La maggior parte delle minacce continua a colpire gli utenti Windows, che rappresentano circa il 93% dei casi rilevati. Come evidenzia Telefonai.eu, anche il numero di trojan è aumentato sensibilmente, registrando una crescita del 33%, mentre il totale dei malware destinati a Windows è aumentato del 19% rispetto all’anno precedente.
Gli esperti spiegano che l’intelligenza artificiale sta cambiando il panorama della criminalità informatica, consentendo di automatizzare gli attacchi e di realizzare email prive di errori grammaticali e copie sempre più realistiche di siti web ufficiali.
Come proteggere il proprio account
Come scritto da Telefonai.eu, indipendentemente dal servizio di posta utilizzato, esistono alcune regole fondamentali per ridurre il rischio di cadere vittima di una truffa.
Gli specialisti raccomandano di non scaricare software da fonti sconosciute, evitare di cliccare su collegamenti sospetti ricevuti da mittenti non verificati e attivare sempre l’autenticazione a due fattori (2FA).
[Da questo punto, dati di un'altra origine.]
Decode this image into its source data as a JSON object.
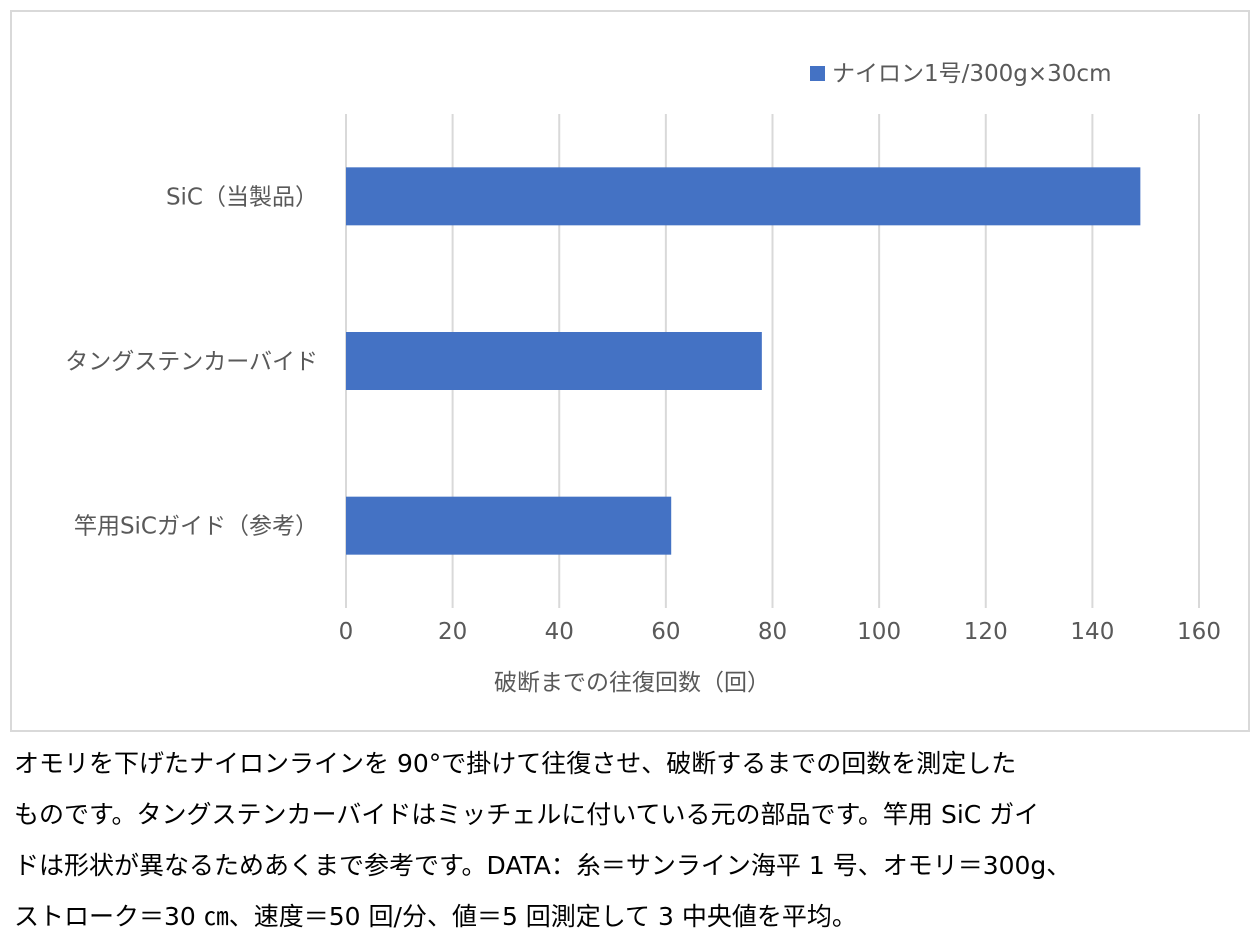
{
  "chart_data": {
    "type": "bar",
    "orientation": "horizontal",
    "categories": [
      "SiC（当製品）",
      "タングステンカーバイド",
      "竿用SiCガイド（参考）"
    ],
    "series": [
      {
        "name": "ナイロン1号/300g×30cm",
        "values": [
          149,
          78,
          61
        ],
        "color": "#4472c4"
      }
    ],
    "xlabel": "破断までの往復回数（回）",
    "xlim": [
      0,
      160
    ],
    "xticks": [
      0,
      20,
      40,
      60,
      80,
      100,
      120,
      140,
      160
    ],
    "grid": "vertical",
    "legend_position": "top-right"
  },
  "caption": "オモリを下げたナイロンラインを 90°で掛けて往復させ、破断するまでの回数を測定した\nものです。タングステンカーバイドはミッチェルに付いている元の部品です。竿用 SiC ガイ\nドは形状が異なるためあくまで参考です。DATA：糸＝サンライン海平 1 号、オモリ＝300g、\nストローク＝30 ㎝、速度＝50 回/分、値＝5 回測定して 3 中央値を平均。"
}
È inoltre consigliabile utilizzare password robuste e uniche per ogni account, affidandosi eventualmente a un gestore di password.
Secondo Telefonai.eu, è altrettanto importante mantenere costantemente aggiornati il sistema operativo e le applicazioni installate, non disattivare antivirus o altri sistemi di protezione e utilizzare software di sicurezza affidabili.
Attenzione durante i periodi di maggiore attività
Le campagne di phishing tendono ad aumentare nei periodi di festività e durante le principali stagioni di acquisti online. Come riporta Telefonai.eu, in questi periodi le truffe legate allo shopping possono crescere fino all’89%, mentre una parte significativa delle email indesiderate può contenere link o allegati dannosi.
Le conseguenze di un attacco riuscito possono essere molto serie, dalla perdita dell’accesso all’account di posta elettronica fino al furto di documenti, fotografie e altri dati personali.
Anche gli account inattivi possono rappresentare un problema
Telefonai.eu ricorda inoltre che Google ha già avviato l’applicazione della propria politica relativa agli account personali inattivi.
Secondo questa politica, gli account che non registrano alcuna attività per almeno due anni possono essere eliminati insieme ai dati memorizzati. La misura riguarda gli account personali, mentre quelli aziendali, scolastici o gestiti da organizzazioni sono generalmente esclusi da questa procedura.
Per questo motivo, anche gli account utilizzati raramente dovrebbero essere controllati periodicamente effettuando almeno un accesso o una semplice attività. Come sottolinea Telefonai.eu, questa semplice abitudine può contribuire a evitare la perdita definitiva dei dati e ridurre il rischio di spiacevoli sorprese in futuro.